All this, I should be added, can not happen the day your book hits the shelf. Most bookstores need several months lead time. For instance in June, I booked signings in October and November.
These things are fun, sure, but they take planning and a lot of work. They don’t just happen.
Plus, book signings don’t do you much good if no one shows up – or at least they stop being fun (not to mention the fact that you won’t be invited back for your next book). You need to promote your book signing after you arrange it, too, even if that just means compiling an email list of friends and begging them to come. Still... that takes time, planning, and, if you opt for something printed and mailed, money.
Going to science fiction conventions is fun, too, but they also cost money in registration fees (although many will waive or reduce fees if you volunteer for programming,) hotel costs, and expenses. In the Minneapolis/St. Paul area there are a ridiculous number of well-attended local conventions. So, it’s easy for Kelly to forget that there are lots of writers out there who have to travel a great distance to go to conventions. Even most larger metropolitan areas don’t have six or seven conventions a year that draw thousands of attendees.

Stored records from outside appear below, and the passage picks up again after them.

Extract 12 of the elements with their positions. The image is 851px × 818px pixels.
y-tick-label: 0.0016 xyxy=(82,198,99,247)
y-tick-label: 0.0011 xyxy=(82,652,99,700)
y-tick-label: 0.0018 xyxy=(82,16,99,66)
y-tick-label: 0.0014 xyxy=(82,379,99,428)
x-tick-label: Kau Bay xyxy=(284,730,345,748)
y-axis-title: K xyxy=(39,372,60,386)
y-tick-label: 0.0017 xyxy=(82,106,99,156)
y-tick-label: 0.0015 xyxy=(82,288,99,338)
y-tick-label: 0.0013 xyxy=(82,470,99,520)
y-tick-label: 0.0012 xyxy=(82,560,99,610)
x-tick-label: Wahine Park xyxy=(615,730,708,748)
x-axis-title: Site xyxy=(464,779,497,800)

Also, as someone who has traveled outside the safety of my own fandom, it’s not as easy to make a huge impression on strangers when you’re in a hotel room far from home with no friends to hang out in the hall with or who can introduce you to the “cool people.” Conventions like that start to feel like hard work. Plus, if you’re serious about using conventions as a marketing tool, you have to decide about advertising in the program book (which costs money and time and energy to design ads), and about things like whether or not you want to print up magnets or business cards or other promotional material to leave around the convention or hand to people as you meet them. When you start adding these things to travel, etc., conventions can become a pretty pricey investment.
A good convention can be wicked good fun, but it’s not free. It’s also a time investment. If you have a family, taking a weekend away can be a hardship or at least a hassle. Especially if the convention is not local. Plus, even if those aren’t considerations of yours, you still can’t just sit like a lump on a panel and expect people to rush to the dealers’ room afterwards to snap up copies of your book. You have to be interesting, or at least informed. There are many panels for which I actually do research, even when the subject matter is something I’m fairly familiar with. At the very least, I prepare some questions I can ask fellow panel members if we get stuck in one of those “now what do we talk about?" moments. Sure, you could say that’s the moderator’s job, but offering up a question or two can make you seem engaged and enthusiastic, especially if the question is a good one.
I agree that an author needs to seriously consider what they want to spent their time and money doing, but you should know that when Kelly says he’s doing very little, he’s actually doing a lot.